Table 1. Effect of pollination methods on fruit set and seed yield of egusi melon (Citrullus colocynthis).

Pollination Method
Yield parameter
Hand
Bee
Significancez
No. flowers/plant
8
7
ns
No. fruits/plant
1
6
**
Mean fruit wt (kg)
5.2
3.2
*
Fruit diam (cm)
12.4
9.4
*
No. seed/fruit
367
347
ns
Seed wt (g/100)
5.7
19.9
**
Seed viability (%)
10
90
**

z ns, * and ** indicate not significant, and significant at the 5% and 1% level, respectively.

Literature Cited

  1. Mohr, H.C. 1986. Watermelon breeding. In: M.J. Bassett, ed.
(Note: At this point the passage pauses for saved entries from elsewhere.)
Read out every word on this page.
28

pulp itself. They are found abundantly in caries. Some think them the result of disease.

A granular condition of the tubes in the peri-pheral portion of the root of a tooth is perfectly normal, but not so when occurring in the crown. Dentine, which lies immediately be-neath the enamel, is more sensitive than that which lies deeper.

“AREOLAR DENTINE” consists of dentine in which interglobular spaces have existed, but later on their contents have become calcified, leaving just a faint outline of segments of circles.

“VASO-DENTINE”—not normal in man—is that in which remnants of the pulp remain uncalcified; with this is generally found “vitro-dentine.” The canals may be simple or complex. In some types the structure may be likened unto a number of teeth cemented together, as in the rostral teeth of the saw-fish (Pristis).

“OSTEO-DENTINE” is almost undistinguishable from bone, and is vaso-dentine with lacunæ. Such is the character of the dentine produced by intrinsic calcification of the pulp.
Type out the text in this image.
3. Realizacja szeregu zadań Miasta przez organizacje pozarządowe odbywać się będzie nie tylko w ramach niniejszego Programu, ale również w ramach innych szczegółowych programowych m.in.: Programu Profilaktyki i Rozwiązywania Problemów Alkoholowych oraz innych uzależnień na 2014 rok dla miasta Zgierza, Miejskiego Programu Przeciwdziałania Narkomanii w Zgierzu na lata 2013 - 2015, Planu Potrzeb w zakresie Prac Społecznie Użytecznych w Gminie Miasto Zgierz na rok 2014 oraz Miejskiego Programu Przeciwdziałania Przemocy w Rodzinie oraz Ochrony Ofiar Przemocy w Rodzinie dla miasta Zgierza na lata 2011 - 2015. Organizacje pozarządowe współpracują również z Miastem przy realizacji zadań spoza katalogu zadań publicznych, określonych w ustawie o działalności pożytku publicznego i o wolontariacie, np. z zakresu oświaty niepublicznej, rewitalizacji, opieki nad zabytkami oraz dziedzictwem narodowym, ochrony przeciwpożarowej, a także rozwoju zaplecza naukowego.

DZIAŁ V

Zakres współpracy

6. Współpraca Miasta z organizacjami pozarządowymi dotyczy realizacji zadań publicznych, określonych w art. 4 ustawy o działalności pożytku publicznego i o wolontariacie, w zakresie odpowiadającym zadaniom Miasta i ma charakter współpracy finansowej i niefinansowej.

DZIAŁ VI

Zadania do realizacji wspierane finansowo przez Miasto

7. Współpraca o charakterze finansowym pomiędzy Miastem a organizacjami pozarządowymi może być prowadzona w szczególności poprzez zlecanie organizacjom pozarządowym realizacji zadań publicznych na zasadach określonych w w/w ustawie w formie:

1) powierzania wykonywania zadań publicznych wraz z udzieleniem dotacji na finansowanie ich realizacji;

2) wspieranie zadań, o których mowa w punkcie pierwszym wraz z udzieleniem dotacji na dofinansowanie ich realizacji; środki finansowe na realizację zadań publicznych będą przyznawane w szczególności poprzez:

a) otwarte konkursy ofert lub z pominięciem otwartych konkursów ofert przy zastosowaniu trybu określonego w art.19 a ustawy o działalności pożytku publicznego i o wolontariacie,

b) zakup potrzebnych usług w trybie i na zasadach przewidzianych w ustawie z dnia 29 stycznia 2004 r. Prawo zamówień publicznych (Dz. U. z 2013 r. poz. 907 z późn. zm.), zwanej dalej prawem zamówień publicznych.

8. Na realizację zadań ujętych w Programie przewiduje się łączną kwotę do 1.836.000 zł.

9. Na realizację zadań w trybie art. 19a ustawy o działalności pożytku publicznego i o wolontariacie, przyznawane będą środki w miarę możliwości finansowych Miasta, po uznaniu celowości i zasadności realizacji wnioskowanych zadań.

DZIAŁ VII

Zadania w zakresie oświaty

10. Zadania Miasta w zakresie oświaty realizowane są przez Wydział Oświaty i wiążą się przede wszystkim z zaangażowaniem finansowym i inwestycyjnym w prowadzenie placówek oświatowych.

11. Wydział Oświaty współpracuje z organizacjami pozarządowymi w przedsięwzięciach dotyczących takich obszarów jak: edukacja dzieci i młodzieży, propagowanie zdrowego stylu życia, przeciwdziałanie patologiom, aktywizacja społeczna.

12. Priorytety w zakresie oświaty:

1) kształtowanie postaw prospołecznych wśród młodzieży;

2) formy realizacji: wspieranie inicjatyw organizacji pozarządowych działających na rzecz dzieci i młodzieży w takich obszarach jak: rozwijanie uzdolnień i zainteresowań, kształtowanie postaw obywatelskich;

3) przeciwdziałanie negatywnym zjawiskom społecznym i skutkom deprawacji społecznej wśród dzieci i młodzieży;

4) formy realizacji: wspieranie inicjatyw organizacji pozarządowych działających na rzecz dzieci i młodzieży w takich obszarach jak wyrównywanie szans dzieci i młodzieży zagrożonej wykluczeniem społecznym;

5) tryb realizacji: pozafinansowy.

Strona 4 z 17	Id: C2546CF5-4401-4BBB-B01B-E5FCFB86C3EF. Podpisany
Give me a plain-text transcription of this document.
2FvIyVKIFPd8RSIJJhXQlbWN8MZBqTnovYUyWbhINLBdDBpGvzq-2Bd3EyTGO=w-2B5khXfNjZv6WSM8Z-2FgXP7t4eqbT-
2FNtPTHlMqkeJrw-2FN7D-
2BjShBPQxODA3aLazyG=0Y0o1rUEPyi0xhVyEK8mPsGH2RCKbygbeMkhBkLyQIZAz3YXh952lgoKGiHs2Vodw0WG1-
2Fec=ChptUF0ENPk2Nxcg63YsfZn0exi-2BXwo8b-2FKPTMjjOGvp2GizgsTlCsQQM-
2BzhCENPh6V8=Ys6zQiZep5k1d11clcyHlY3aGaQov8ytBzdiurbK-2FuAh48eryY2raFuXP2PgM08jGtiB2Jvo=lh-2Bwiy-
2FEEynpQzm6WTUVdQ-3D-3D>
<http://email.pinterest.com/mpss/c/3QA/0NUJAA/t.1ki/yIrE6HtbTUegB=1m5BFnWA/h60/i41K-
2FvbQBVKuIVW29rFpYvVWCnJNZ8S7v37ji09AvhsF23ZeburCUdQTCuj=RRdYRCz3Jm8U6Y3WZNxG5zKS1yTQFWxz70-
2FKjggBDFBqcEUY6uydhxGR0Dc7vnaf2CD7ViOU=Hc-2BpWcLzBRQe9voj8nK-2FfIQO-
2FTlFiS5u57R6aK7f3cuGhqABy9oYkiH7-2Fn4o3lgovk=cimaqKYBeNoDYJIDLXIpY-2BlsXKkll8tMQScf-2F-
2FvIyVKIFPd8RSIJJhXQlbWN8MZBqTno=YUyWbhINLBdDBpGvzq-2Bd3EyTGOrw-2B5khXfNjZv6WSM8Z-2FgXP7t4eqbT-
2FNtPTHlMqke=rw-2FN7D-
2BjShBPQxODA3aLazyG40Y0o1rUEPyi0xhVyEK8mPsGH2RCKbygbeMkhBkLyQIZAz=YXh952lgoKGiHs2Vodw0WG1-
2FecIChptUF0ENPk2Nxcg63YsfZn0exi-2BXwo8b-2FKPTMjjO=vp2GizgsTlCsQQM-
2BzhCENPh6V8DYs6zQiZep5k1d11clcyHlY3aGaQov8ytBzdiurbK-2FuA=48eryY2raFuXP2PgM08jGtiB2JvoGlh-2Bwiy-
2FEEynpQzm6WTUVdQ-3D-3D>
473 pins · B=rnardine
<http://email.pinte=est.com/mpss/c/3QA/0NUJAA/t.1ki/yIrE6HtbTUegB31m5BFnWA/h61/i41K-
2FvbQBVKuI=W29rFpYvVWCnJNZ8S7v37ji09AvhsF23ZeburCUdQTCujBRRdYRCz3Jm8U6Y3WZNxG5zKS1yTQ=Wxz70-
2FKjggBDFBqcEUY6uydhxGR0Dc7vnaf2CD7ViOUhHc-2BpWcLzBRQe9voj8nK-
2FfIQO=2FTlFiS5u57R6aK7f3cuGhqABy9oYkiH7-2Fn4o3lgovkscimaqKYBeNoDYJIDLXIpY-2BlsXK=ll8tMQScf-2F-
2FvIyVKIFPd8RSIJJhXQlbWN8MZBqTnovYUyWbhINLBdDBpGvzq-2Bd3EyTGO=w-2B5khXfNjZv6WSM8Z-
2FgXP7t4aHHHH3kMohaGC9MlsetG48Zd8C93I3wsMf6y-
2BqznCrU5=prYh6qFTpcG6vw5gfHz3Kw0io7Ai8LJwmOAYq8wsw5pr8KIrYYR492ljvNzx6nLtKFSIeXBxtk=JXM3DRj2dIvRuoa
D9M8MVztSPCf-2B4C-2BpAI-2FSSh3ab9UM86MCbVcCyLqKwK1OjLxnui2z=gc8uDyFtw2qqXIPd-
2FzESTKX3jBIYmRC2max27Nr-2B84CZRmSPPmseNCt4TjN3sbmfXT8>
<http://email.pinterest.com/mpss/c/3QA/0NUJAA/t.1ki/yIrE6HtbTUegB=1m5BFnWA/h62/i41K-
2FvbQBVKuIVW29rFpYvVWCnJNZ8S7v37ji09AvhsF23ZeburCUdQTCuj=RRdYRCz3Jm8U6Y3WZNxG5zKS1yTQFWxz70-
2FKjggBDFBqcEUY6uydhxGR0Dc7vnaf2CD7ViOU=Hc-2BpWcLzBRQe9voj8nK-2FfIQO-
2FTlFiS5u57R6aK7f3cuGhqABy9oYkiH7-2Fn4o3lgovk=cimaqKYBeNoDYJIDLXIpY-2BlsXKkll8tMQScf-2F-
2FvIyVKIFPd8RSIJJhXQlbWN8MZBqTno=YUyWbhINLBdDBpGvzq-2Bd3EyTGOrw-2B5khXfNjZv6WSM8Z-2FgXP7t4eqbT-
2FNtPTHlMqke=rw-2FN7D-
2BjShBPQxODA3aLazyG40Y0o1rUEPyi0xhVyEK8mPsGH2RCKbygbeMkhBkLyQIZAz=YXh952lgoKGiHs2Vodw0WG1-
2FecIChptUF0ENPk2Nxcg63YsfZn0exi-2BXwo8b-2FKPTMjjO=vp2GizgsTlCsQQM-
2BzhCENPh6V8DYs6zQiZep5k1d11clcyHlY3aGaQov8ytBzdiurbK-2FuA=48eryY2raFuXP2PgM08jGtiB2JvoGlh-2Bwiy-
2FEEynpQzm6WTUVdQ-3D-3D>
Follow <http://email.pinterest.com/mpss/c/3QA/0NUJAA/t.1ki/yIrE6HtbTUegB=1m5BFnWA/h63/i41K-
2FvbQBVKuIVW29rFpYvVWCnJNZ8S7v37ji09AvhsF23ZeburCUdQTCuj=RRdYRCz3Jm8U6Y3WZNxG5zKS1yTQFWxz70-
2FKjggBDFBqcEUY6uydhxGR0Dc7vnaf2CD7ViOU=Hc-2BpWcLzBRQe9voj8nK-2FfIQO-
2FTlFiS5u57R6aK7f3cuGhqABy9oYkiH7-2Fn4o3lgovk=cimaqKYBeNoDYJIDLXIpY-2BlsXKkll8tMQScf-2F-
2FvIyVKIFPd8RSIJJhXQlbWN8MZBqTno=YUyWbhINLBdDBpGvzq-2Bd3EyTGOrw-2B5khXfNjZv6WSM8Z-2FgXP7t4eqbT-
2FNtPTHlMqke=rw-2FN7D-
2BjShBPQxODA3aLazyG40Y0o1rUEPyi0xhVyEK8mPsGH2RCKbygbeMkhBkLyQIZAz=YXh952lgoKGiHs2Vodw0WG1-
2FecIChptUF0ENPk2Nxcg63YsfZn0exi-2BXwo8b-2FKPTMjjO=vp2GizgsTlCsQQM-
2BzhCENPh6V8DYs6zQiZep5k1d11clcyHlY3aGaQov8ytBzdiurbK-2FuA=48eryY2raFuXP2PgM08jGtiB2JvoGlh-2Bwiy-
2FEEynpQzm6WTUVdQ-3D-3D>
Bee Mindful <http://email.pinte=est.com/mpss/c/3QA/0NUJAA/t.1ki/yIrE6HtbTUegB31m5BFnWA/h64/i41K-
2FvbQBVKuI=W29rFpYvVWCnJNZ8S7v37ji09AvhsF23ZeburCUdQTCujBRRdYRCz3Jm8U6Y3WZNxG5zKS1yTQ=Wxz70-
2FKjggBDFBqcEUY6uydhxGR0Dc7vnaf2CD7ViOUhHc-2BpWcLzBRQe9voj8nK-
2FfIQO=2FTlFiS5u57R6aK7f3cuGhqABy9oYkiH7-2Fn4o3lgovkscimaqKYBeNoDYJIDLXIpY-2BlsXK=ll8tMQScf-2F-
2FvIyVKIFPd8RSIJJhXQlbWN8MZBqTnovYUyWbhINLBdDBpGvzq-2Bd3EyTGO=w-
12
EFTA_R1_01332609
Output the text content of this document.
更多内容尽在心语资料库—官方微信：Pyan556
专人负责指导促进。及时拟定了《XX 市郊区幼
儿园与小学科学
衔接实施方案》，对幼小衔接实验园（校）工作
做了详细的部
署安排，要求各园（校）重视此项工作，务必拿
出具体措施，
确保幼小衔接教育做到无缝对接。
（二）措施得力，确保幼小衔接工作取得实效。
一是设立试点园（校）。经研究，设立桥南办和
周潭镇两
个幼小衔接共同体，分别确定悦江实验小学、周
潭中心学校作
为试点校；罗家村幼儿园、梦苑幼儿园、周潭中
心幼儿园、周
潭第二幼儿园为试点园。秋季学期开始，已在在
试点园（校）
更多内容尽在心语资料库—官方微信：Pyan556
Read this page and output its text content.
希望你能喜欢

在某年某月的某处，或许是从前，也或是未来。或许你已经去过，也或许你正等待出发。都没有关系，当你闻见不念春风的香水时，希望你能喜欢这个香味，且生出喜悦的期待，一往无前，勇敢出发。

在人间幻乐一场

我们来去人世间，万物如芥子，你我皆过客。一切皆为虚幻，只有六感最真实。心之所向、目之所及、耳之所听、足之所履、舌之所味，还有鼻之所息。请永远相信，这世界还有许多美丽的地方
Breeding Vegetable Crops. AVI Publishing Co., NY p. 37-66.
  2. Moore, R.P. 1973. Tetrazolium straining for assessing seed quality. In: W. Heydecker, ed. Seed Ecology. Butterworth, London. p. 347-366.
  3. Okoli, B.E. 1984. Wild and cultivated cucurbits in Nigeria. Econ. Bot. 38:350-357.
  4. Oyolu, C. 1977. A quantitative and qualitative study of seed types of egusi (Colocynthis citrullus L.) Tropical Sci. 19:55-62.
  5. Porter, D.R. 1933. Watermelon breeding. Hilgardia 7:533-552.
  6. Rosa, J.T. 1928. Inheritance of flower types in Cucumis and Citrullus. Hilgardia 3:233-250.
  7. Sawaya, W.N., N.J. Daghir and P. Khan. 1983. Chemical characterization and edibility of oil extracted from Citrullus colocynthis seeds. J. Food Sci. 48:104-107.